Bangsa kita dewasa ini bisa mendapatkan pulsa telepon yang begitu bersaing dan murah. Hal itu berawal ketika Telkom tidak lagi boleh sendirian memegang monopoli bidang telekomunikasi.(dulu instansi Perjan Pos & Telekomunikasi). Adanya Telkomsel, Indosat (Satelindo), Bakrie-Group Esia, dan operator lainnya, telah menjadikan mereka bersaing untuk menjadi produsen termurah dengan pelayanan terbaik. Bagaimana dengan bidang energi di Indonesia. Hal ini juga perlu dilakukan. Minyak (BBM) sama halnya dengan produk telekomunikasi, ada sektor penting yang dibutuhkan oleh orang banyak (Public goods), sudah saatnya perlu dikelola secara kompetitif.

Kebijakan politik energi kita di Indonesia masih melindungi Pertamina menjadi satu-satunya pemegang monopoli bidang perminyakan. Akibatnya kecenderungan pengadaan dan distribusi minyak di Indonesia, nasibnya hampir sama ketika Telkom menjadi pengelola telekomunikasi satu-satunya. Harga cenderung naik, kuantitas tidak mencukupi. Ada apa dengan cara kerja Pertamina?

Pertamina sudah masuk ke pasar global –free market – di luar negeri (dan tidak di dalam negeri) dan mulai melupakan pasal “Bumi Air dan Kekayaan yang terkandung di dalamya, dipergunakan sebesar-besarnya untuk kemakmuran rakyat”. Ada anggapan yang terjadi di Indonesia adalah “…Kekayaan alam yang terkandung di dalamnya (minyak) dipergunakan sebesar-besarnya untuk kemakmuran pihak production sharing/perusahaan minyak asing dan anak perusahaan Pertamina yang di dalamnya”. Pertamina telah menjadi Komprador-dalam istilah Yushiro Kunio. Seolah telah menjadi ‘pihak lokal’ untuk kepentingan asing dan dirinya sendiri.

Mari kita tinjau kontrak karya Pertamina dengan pihak production sharing perusahaan/pihak mana yang dapat keuntungan dengan terbatasnya penggalian sumur minyak baru di Indonesia, bagaimana pengadaan/sewa kapal Tanker, siapa yang dapat keuntungan ketika pengilangan minyak mentah kita dilakukan di luar negeri.
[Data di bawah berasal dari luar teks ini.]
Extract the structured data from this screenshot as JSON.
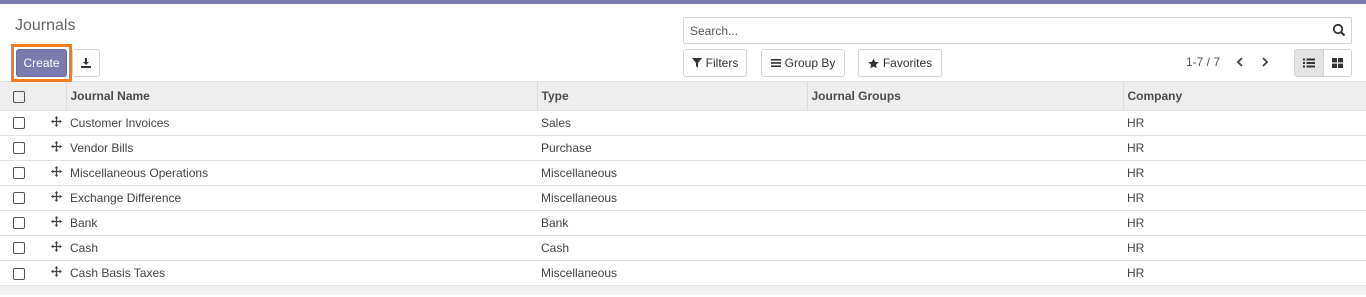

Ilmu politik yang diajarkan Harold Laswell mengingatkan kami Ilmuwan Politik untuk jeli melihat Siapa mendapat apa, kapan dan bagaimana?. Pihak mana yang akan mendapat keuntungan ketika minyak mentah terbatas kita miliki, adalah jelas pihak asing tempat kita membeli. Ketika harus dikilang diluar dalam biaya Dollar, ada pula pihak kontraktor dan spekulan mata uang yang meraih untung ketika rupiah melemah.

Jika ingin harga BBM stabil dan menurun di masa mendatang, BBM harus diproduksi dalam rupiah. Caranya stop beli minyak mentah, stop kilang diluar. Tambah sumur minyak baru dan tambah kilang dalam negeri yang dibuat oleh tenaga Indonesia yang bersedia digaji dengan uang Rupiah. Dalam hal ini pengadaan minyak ini, melihat kasus Pertamina, seolah semangat nasionalisme kita telah luntur dan habis. Hampir semua prosesnya terlalu terkait dengan kepentingan pihak asing. Belum lagi kita menyadari politik global energi Amerika yang sengaja menimbun ladang minyaknya di Alaska untuk tidak digali, hingga suatu saat cadangan minyak negeri lain habis dan kita benar-benar harus membeli minyak dalam dollar ke Negeri Paman Sam tersebut.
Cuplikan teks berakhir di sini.